Each October, members of the Rootseekers Genealogical Society have a chance to brag about the ancestors they have been researching. Whether they are Indian chiefs, beggar man, or thief, doesn’t matter. They are all interesting to us.
Charles Sanders led off talking about his grandparents. Harry Hogue was next talking about the first burial in the Payne Cemetery in 1878. Gaylon Patterson spoke of his seventh G. Grandfather who he found in Virginia. Jynelle Caffey was proud to announce that she had 15 G. Grandparents that she could take back to the 1700’s and that she was so proud of her parents. Glenda King spoke of her Cranville family that she found buried in a pasture. Carol Dwinnell spoke of old letters in a box and six books that she has written on her family and that was before computers and she is proud of her heritage.
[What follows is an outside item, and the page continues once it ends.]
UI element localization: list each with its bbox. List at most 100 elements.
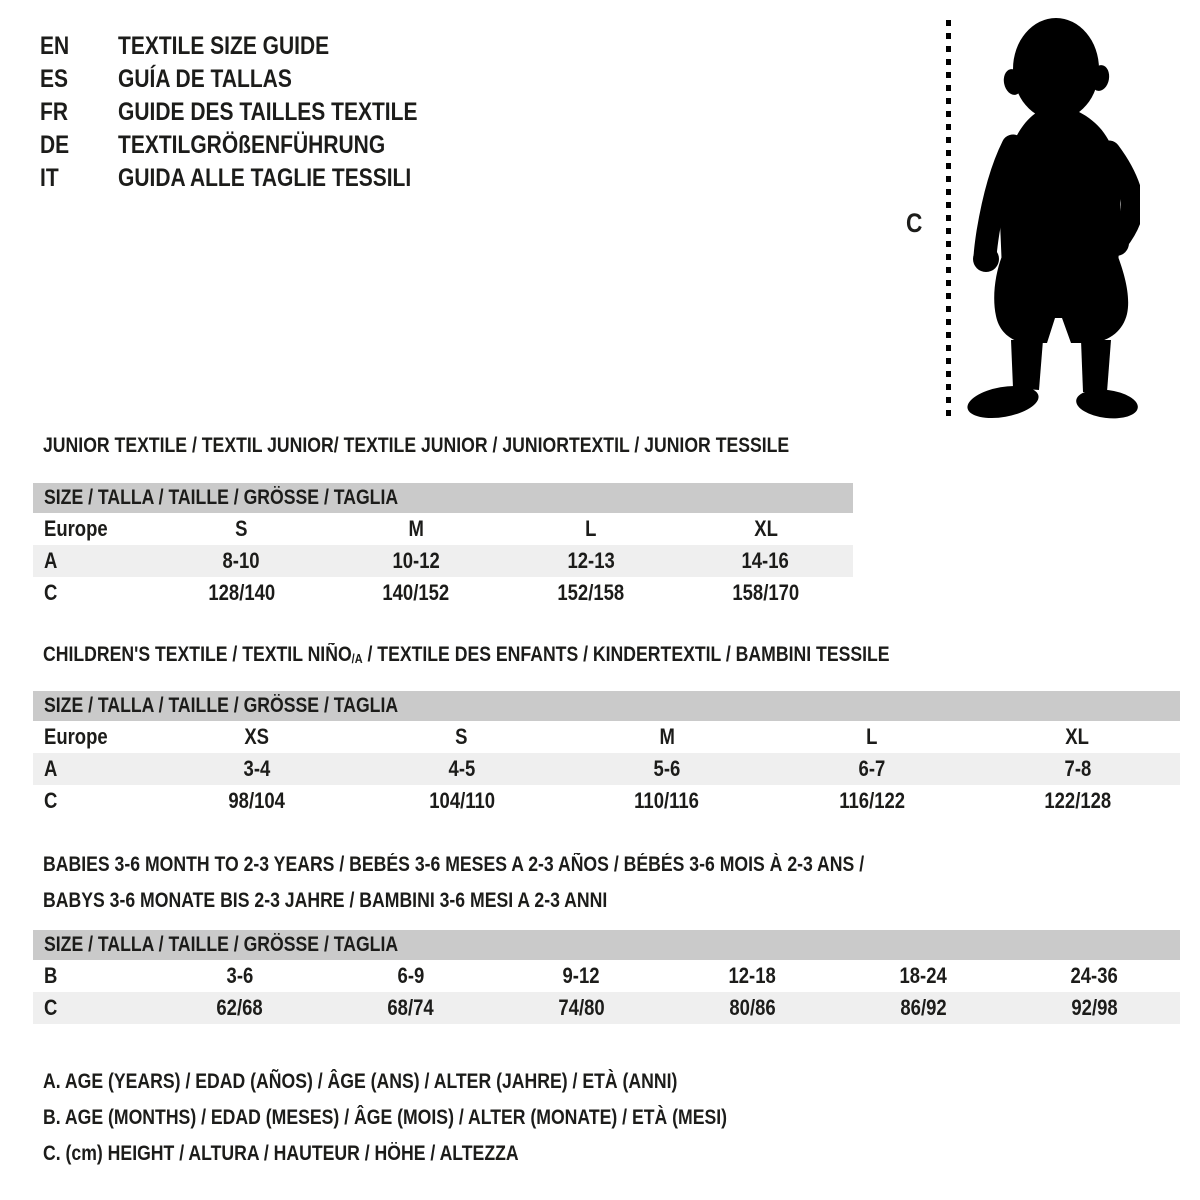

Nina Hendricks recently while on a trip to Georgia found some information on her Revolutionary War Great Grandmother. Her husband had been put in prison and he was cruelly treated and it made this grandmother so mad that she made a uniform for her 14 year old son and took him to the nearest Continental Army Camp and enlisted him saying he was more a man than any Tory, Margaret Ann’s Great Grandparents came from Sweden after a famine in their country, they landed in Illinois then came to Texas, Frank Stokes spoke of his research that he started 35 years ago, Mary Beth Haley spoke of her mother working in an aircraft factory where they made B-36 bombers
Tuesday mornings from 9:30 a.m. to noon some one will be in the library to help anyone who wishes to learn to do research. If anyone is interested in a beginners class to learn about family research please let someone in the library know. If we get enough for a class it will be announced in the paper.